Among REITs last year, the I’s—industrial, information and infrastructure—had it, and had it in a big way. But will those sectors repeat their great feats in 2018? Or will other sectors bypass them in terms of performance?
In 2017, publicly-traded REITs in the industrial, information (aka data centers) and infrastructure sectors outperformed the other general REIT categories, according to data put together by Nareit. Infrastructure (cell tower) REITs posted returns of 35.4 percent last year, according to Nareit. Data center REITs were next (28.4 percent), followed by industrial REITs (20.6 percent).
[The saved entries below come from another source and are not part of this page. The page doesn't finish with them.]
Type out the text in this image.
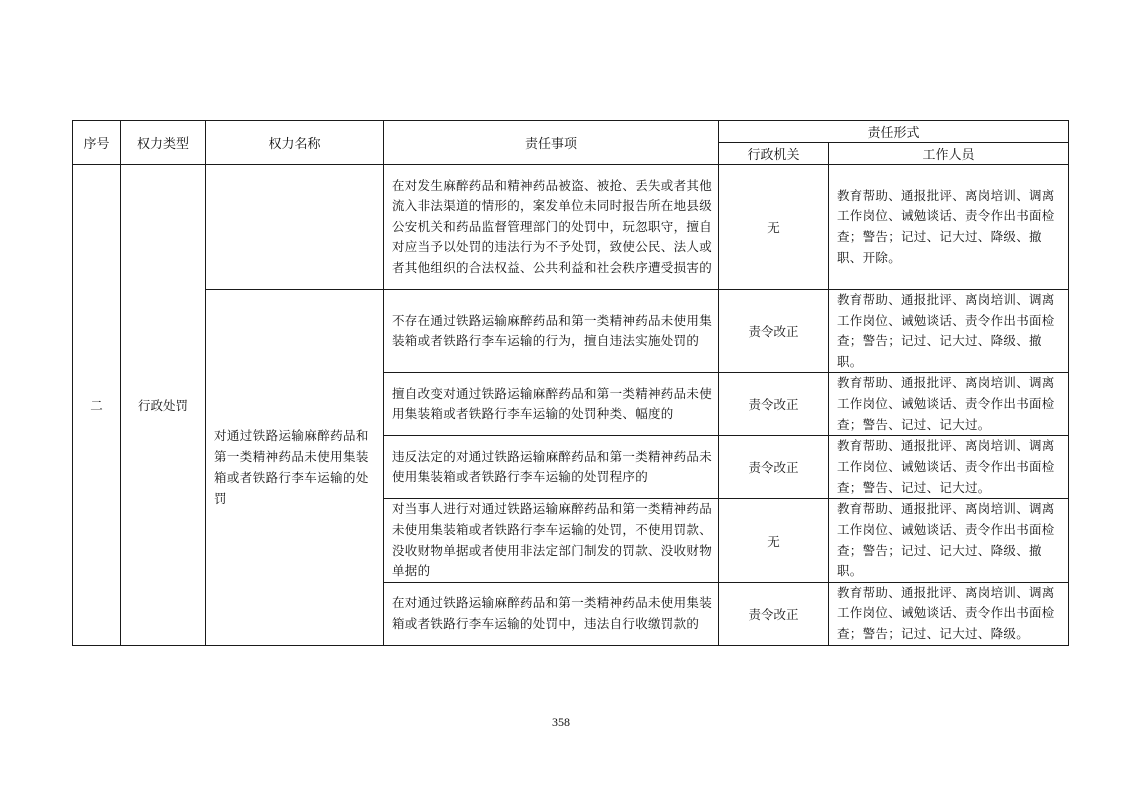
序号	权力类型	权力名称	责任事项	责任形式	
				行政机关	工作人员
二	行政处罚		在对发生麻醉药品和精神药品被盗、被抢、丢失或者其他流入非法渠道的情形的，案发单位未同时报告所在地县级公安机关和药品监督管理部门的处罚中，玩忽职守，擅自对应当予以处罚的违法行为不予处罚，致使公民、法人或者其他组织的合法权益、公共利益和社会秩序遭受损害的	无	教育帮助、通报批评、离岗培训、调离工作岗位、诫勉谈话、责令作出书面检查；警告；记过、记大过、降级、撤职、开除。
		对通过铁路运输麻醉药品和第一类精神药品未使用集装箱或者铁路行李车运输的处罚	不存在通过铁路运输麻醉药品和第一类精神药品未使用集装箱或者铁路行李车运输的行为，擅自违法实施处罚的	责令改正	教育帮助、通报批评、离岗培训、调离工作岗位、诫勉谈话、责令作出书面检查；警告；记过、记大过、降级、撤职。
			擅自改变对通过铁路运输麻醉药品和第一类精神药品未使用集装箱或者铁路行李车运输的处罚种类、幅度的	责令改正	教育帮助、通报批评、离岗培训、调离工作岗位、诫勉谈话、责令作出书面检查；警告、记过、记大过。
			违反法定的对通过铁路运输麻醉药品和第一类精神药品未使用集装箱或者铁路行李车运输的处罚程序的	责令改正	教育帮助、通报批评、离岗培训、调离工作岗位、诫勉谈话、责令作出书面检查；警告、记过、记大过。
			对当事人进行对通过铁路运输麻醉药品和第一类精神药品未使用集装箱或者铁路行李车运输的处罚，不使用罚款、没收财物单据或者使用非法定部门制发的罚款、没收财物单据的	无	教育帮助、通报批评、离岗培训、调离工作岗位、诫勉谈话、责令作出书面检查；警告；记过、记大过、降级、撤职。
			在对通过铁路运输麻醉药品和第一类精神药品未使用集装箱或者铁路行李车运输的处罚中，违法自行收缴罚款的	责令改正	教育帮助、通报批评、离岗培训、调离工作岗位、诫勉谈话、责令作出书面检查；警告；记过、记大过、降级。
358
By comparison, REITs in the FTSE Nareit All Equity REITs Index delivered an overall return of 8.7 percent in 2017, and REITs in the FTSE Nareit All REITs Index, which features both equity and mortgage REITs, notched an overall return of 9.3 percent last year.
Brad Case, senior vice president of research and industry information with Nareit, says that industrial REITs benefited from increased awareness of the sector in 2017.
“Industrial real estate has been around forever and it’s been professionally managed for a long time, but investors became aware in 2017 of the fact that the growth of e-commerce was going to result in a tremendous increase in the demand for industrial space,” Case says.
Matt Werner, managing director and portfolio manager at Houston-based investment advisory firm Chilton Capital Management LLC, also looks favorably upon the industrial REIT sector. But he says the sector might see a cool-off this year because investors may be tired of paying large premiums to NAV and, therefore, may seek discounts in office or retail REIT stocks.
Meanwhile, infrastructure and data center REITs have been buoyed by robust interest among investors in companies that “house” the information technology economy, Case notes. Both of those sectors could replicate last year’s success in 2018, according to Werner.
Although analysts at Deutsche Bank predict 2018 will be another “muted” year for REITs as a whole, they note that industrial and data center REITs will be likely “winners” again this year. Deutsche Bank analysts also put single-family rental REITs in the winner column for 2018.
Currently, Deutsche Bank favors data centers over any other REIT sector, thanks to heightened demand for space and recent global expansion by data center operators.
Among all equity REITs, San Francisco-based financial services firm BTIG LLC forecasts total returns of 4 percent to 6 percent in 2018.
Although REIT performance lagged the overall market in 2017, the industry still delivered a “steady and consistent” return, says Jim Berry, leader of the U.S. real estate and construction sector at professional services firm Deloitte.
“As you look beyond the return and to key operating metrics—such as occupancy, leasing velocity and debt leverage—REITs are generally positive,” Berry says. “The discipline of the overall REIT industry during this economic cycle should continue to provide opportunities for the industry to remain an important part of investing strategies.”
It might be tough for industrial, data center and infrastructure REITs to seize those opportunities at the same level in 2018 as they did in 2017, Case warns, paving the way for other REIT sectors to “gain ground.” Broadly speaking, Case anticipates REITs will rebound relative to the overall market, but he’s not sure whether that will happen this year or in 2019. “We are in the situation where we should get that kind of result in 2018,” he adds. Among the REIT sectors Case expects to make headway is retail.
“Retail during 2017 was so beaten down, and there isn’t really much reason for that…,” he notes. “Investors have really overreacted to the effect of the growth of e-commerce on REIT-owned properties.”
As a result, retail REITs have been punished in spite of the fact that they tend to own higher-quality assets, while it’s lower-quality malls and shopping centers that tend to be hit hardest by challenges like e-commerce, Case says.
“I think regional malls and shopping centers are due for a good year this year,” says Werner, citing the potential for stepped-up mergers and acquisitions activity. By and large, REIT stocks are undervalued, Case says, and stock prices are lower than they should be based on the strength of the industry.
“When investors underappreciate the future growth possibilities for REITs, then what that means is REIT stock prices fall relative to the income that they’re generating,” he notes.
It’s still difficult to forecast how REITs will fare in 2018, according to Werner, so he’s projecting returns of 5 percent to 10 percent this year. That range could be conservative in light of REITs opening the year with a 6 percent to 7 percent discount to NAV and a dividend yield spread approaching 200 basis points versus the U.S. 10-year Treasury yield, he adds.
“There will be further divergence this year between REIT sectors, as well as the specific stocks within the sectors,” Werner says. “Hopefully, investors are attracted to the strong fundamentals that continue to do well for commercial real estate. But if investors think that they’re going to get another 20 percent from the S&P 500 this year, then REITs may struggle.”